Nero memanggil Asada yang terlihat kacau, memastikan keadaan sahabat karibnya. Namun ternyata, yang dipanggil tak menggubris, menyahut atau bahkan sekedar melirik keberadaan Nero dan Kazu pun tidak.
"Asada.. Ini memang keadaan yang sangat sulit. Tapi kumohon, jangan mempersalahkan dirimu. Ini memang pilihanmu, tapi kupikir, ini juga jalan yang terbaik baginya. Kau hanya tidak ingin dia menahan sakitnya. Dan, kau membuatku melihat rasa cintamu yang sangat besar untuknya."
***
Kumpulan manusia berkerubung layaknya para semut dalam kawanan. Sebuah mobil ambulans dengan sirene khasnya terdengar, melintas melewati sudut-sudut kota Bansoku yang gempar dengan satu peristiwa memilukan disana.

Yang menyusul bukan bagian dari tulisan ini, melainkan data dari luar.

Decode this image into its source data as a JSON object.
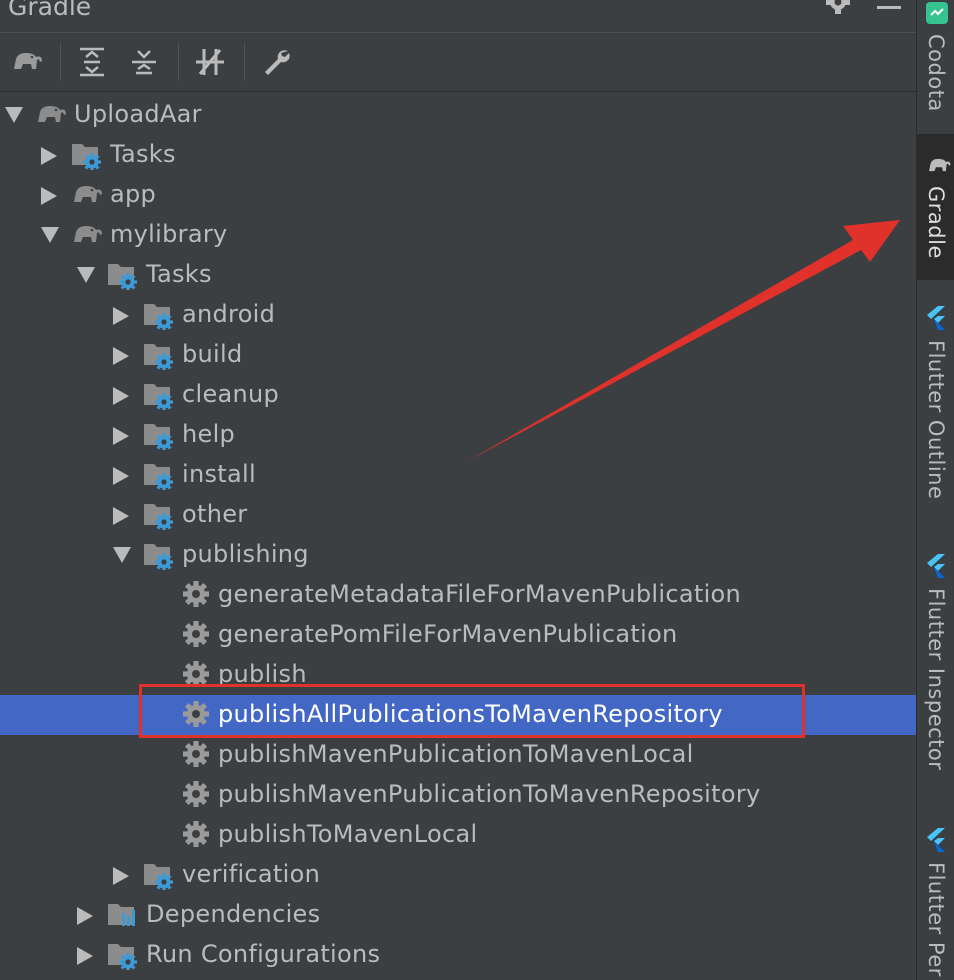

Salah seorang tetangga Asada menemukan Asada, tewas dengan kedua buah bola mata yang nyalang dan mulut penuh busa.
"Maaf! Permisi! Tolong jangan halangi kami!"
Tiga petugas rumah sakit tampak keluar dari dalam mobil ambulans, diikuti oleh Nero, yang keluar paling akhir, dengan wajah yang muram dan sangat pasi.
"A-sada.."
Nero terperangah, tak mampu mempercayai realita yang kini terhidang tepat di mata kepalanya sendiri. Kedua matanya melihat sendiri tubuh kaku Asada yang mulai membiru, serta buih-buih busa yang keluar dari dalam mulut jasad Asada.
"Asada.. Kau..",gumam Nero tatkala dirinya terjerembap, jatuh berlutut tak percaya dan menunduk.
"Pak! Ada obat dan alat suntik didalam genggaman korban!"
Mengangkat kepalanya menghadap sang petugas otopsi yang berdiri didepannya, Nero pun mengambil sebuah obat dan alat suntik yang telah ditampung dalam sebuah plastik transparan.
"I-ini.."
Rasa keterkejutan ini semakin bertambah, tatkala obat yang ternyata ditemukan oleh petugas otopsi itu adalah obat yang sangat dikenalnya, obat yang juga adalah penentu kematian dari seorang wanita yang adalah istri sahabatnya sendiri.
"Pak, bukankah itu Sodium Thiopental? Bagaimana bisa dia mendapatkannya?",tanya sang petugas otopsi seraya menyamakan posisinya dengan Nero.
Nero tak menjawab pertanyaan sang petugas. Lidahnya terasa kelu, tubuhnya pun sudah gemetar.
Mungkinkah ini semua....!??
"Asada.. Kau.."
***
[Flashback]
"Asada! Kau..!"
Nero terkejut tatkala mendapati Asada menyuntikkan sebuah cairan yang berasal dari dalam tube kemasan yang telah terbengkalai tanpa guna di lantai.
"Asada! Apa maksudmu!? Kenapa..?!"
Dengan wajah begitu tenangnya, Asada menyuntikkan seluruh cairan Sodium Thiopental ke dalam saluran infus milik istrinya.
"Aku tidak bisa melihatnya menahan semua kesakitan ini, Nero. Aku tidak sanggup melihatnya yang hanya terdiam dan tak bisa menatap atau bahkan tersenyum padaku. Aku tidak sanggup, Nero."
"..."
"Aku sangat mencintainya. Dan aku tidak bisa membiarkan dia menahan sakit karena dosa-dosaku."